Ringer-Regionalligist Weitenau-Wieslet verliert mit 9:16 gegen Tabellenführer SG Weilimdorf.
Ein zum Teil so lauter Abend erlebten die Ringer der WKG Weitenau-Wieslet am Samstag, dass sogar der Pfiff des Unparteiischen manchmal unterging. Dennoch reichten die Anfeuerungsrufe des Fanclub Roddies nicht, damit die Gastgeber gegen Tabellenführer SG Weilimdorf als Sieger aus der Halle gingen.
In Stuttgart musste die WKG ersatzgeschwächt eine deutliche Klatsche hinnehmen. Nun kamen sie auf vier Einzelsiege, wobei der fünfte Sieg greifbar war. Mit einer 5:0-Führung ging Jonas Dürr (80 kg, Greco) in die Pause. Da er schon die erste Runde dominierte und nach vier Minuten 9:2 führte, bekam er auch die zweite Bodenlage zugesprochen. Dann aber brach Dürr ungewohnt ein und Gegner Lukas Laible nutze die in der ersten Runde gesparte Energie, Dürr an den Mattenrand zu bringen. Zwei Verwarnungen resultierten daraus, und Laible bekam einen weiteren Energieschub, der beinahe zur Schulterniederlage Dürrs führte. Am Ende verlor Dürr mit 10:15. Dürrs Glück war, dass Mattenleiter Thomas Pfeifer (Nieder-Liebersbach) den Kampf unterbrach, obwohl die beiden Oberkörper der Athleten und vor allem Dürrs Schultern noch deutlich in der Passivitätszone lagen.

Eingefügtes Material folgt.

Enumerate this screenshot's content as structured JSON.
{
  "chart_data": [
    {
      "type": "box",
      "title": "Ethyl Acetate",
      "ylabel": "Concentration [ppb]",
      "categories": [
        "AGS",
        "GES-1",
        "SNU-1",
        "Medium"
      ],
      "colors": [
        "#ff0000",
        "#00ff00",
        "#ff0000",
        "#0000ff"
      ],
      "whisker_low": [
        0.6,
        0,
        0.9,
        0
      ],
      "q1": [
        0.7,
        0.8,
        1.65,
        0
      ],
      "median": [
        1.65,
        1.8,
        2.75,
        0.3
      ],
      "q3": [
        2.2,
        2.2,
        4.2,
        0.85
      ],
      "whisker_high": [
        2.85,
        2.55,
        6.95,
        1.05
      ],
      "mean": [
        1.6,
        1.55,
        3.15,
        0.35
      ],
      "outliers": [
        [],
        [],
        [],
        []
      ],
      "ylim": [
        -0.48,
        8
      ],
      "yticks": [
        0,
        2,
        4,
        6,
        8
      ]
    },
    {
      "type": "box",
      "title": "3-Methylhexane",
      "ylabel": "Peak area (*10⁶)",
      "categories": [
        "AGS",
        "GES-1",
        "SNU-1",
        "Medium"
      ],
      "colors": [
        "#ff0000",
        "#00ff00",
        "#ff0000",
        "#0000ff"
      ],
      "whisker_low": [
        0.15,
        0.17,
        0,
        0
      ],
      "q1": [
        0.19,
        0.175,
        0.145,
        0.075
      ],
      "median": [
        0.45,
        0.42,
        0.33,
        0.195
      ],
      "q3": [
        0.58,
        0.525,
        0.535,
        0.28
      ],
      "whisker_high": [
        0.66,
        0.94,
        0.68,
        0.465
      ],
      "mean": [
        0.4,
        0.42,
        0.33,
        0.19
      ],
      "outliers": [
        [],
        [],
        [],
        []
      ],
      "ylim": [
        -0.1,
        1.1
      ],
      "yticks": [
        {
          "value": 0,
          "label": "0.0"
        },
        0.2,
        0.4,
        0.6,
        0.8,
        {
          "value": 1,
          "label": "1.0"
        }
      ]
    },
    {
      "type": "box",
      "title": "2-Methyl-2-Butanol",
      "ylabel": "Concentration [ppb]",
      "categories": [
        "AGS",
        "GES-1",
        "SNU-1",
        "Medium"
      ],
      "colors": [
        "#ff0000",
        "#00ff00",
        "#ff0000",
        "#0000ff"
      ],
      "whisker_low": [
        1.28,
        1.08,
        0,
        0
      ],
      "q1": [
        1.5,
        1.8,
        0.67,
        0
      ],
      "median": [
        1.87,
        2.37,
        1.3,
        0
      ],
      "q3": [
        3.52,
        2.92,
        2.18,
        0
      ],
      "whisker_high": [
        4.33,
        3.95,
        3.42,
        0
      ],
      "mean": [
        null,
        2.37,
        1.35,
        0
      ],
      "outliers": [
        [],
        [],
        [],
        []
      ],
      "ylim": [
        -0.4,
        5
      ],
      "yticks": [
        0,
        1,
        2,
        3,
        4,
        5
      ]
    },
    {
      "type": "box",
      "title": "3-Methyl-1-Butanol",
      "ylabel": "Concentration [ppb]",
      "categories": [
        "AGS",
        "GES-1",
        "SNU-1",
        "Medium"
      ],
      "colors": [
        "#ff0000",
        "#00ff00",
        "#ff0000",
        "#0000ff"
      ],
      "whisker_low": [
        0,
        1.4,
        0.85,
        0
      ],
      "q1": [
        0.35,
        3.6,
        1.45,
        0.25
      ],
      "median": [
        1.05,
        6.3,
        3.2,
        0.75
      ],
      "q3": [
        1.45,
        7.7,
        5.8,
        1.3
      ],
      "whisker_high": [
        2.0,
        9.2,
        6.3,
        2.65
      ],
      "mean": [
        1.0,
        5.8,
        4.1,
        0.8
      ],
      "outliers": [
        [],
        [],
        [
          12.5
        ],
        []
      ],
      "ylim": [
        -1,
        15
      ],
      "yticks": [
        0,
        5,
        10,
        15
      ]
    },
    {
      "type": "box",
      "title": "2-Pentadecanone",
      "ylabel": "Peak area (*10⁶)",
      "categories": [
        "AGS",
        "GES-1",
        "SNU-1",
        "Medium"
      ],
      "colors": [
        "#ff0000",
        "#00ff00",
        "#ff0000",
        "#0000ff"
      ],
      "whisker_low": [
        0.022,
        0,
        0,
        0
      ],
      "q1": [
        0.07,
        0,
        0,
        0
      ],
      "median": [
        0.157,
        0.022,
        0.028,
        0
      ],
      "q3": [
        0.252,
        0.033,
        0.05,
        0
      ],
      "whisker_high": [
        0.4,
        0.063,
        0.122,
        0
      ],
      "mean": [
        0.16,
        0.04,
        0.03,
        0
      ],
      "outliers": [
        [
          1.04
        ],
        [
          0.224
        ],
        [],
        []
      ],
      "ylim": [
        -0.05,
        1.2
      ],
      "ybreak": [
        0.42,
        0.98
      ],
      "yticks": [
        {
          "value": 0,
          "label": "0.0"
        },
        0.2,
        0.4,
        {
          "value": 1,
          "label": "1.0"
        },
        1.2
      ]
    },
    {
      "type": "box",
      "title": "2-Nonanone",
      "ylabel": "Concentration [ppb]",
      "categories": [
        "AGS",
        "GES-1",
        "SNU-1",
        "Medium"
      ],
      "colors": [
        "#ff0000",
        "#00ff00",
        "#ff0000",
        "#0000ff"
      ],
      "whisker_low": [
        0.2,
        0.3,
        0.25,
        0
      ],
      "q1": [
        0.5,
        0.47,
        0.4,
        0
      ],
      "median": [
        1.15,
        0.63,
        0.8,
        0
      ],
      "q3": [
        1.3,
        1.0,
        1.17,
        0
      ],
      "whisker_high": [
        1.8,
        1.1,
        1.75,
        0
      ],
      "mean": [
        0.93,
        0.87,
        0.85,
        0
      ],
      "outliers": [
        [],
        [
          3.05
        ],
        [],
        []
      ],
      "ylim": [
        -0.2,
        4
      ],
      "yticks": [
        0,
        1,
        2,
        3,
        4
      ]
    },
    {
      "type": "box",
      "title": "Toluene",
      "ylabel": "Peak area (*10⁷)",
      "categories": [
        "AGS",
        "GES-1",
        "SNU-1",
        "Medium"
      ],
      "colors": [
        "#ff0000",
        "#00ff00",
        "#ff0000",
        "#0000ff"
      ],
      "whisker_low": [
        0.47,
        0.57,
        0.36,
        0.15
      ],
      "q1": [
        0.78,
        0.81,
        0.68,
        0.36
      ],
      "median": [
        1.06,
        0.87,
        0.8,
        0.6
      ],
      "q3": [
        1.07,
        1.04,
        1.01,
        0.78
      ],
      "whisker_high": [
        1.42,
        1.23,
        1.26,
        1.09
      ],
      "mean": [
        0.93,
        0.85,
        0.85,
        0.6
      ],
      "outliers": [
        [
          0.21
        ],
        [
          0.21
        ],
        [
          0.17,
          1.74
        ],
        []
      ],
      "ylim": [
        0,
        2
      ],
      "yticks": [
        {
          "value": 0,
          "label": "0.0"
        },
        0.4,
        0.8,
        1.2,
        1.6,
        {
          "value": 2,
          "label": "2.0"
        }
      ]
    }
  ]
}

Schon früh gab es von allen Seiten Unmut über die Leistungen des Unparteiischen, der durchweg versucht war, seine Entscheidungen gegenüber den Trainern zu erläutern. Adrian Recorean (130 kg, Freistil) sorgte mit seinem hart erarbeiteten 4:0-Punktsieg für die einzigen beiden WKG-Zähler in der ersten Halbzeit. Gaspard Cheynoux (61 kg, Freistil) verkürzte zwar einen 1:5-Rückstand aus der ersten Runde, doch seine Aufholjagd kam zu spät – 5:7 lautete das Endergebnis. Simon Dürr (66 kg, Greco) zeigte sich zwar als der aktivere Ringer, vergab aber mit zwei Selbstlegern wichtige Punkte und unterlag final 4:5.
Erneut war auf Vitali Bunici (71 kg, Freistil) aus WKG-Sicht Verlass. Mit Paul Laible lieferte er sich einen spannenden Freistilkampf, in den der WKG-Legionär in der zweiten Runde besser reinfand und final mit 12:1 drei Mannschaftspunkte einfuhr.
Daniel Baier (75 kg, Greco) zermürbte seinen Gegner im Stand, erhielt aber lediglich zwei angeordnete Bodenlagen, aus denen er keine weiteren Punkte generierte und 2:0 gewann. Die Fans honorierten dies dennoch und kürten ihn zum „Ringer des Abends“.
Zwar war der Mannschaftserfolg schon vom Tisch, doch Dennis Kronenberger – nun wieder ohne Maske auf der Matte, behauptete sich souverän über die sechsminütige Kampfzeit und kam mit mehreren Takedowns auf einen 9:1-Erfolg, womit die WKG Weitenau-Wieslet zumindest ihr Vorkampfergebnis deutlich übertraf.
Zwei Stunden zuvor setzte sich die Zweite der WKG mit 24:12 gegen Vöhrenbach durch, womit sich das Team in der Landesliga-Tabelle auf Rang sieben am Gegner vorbeischob.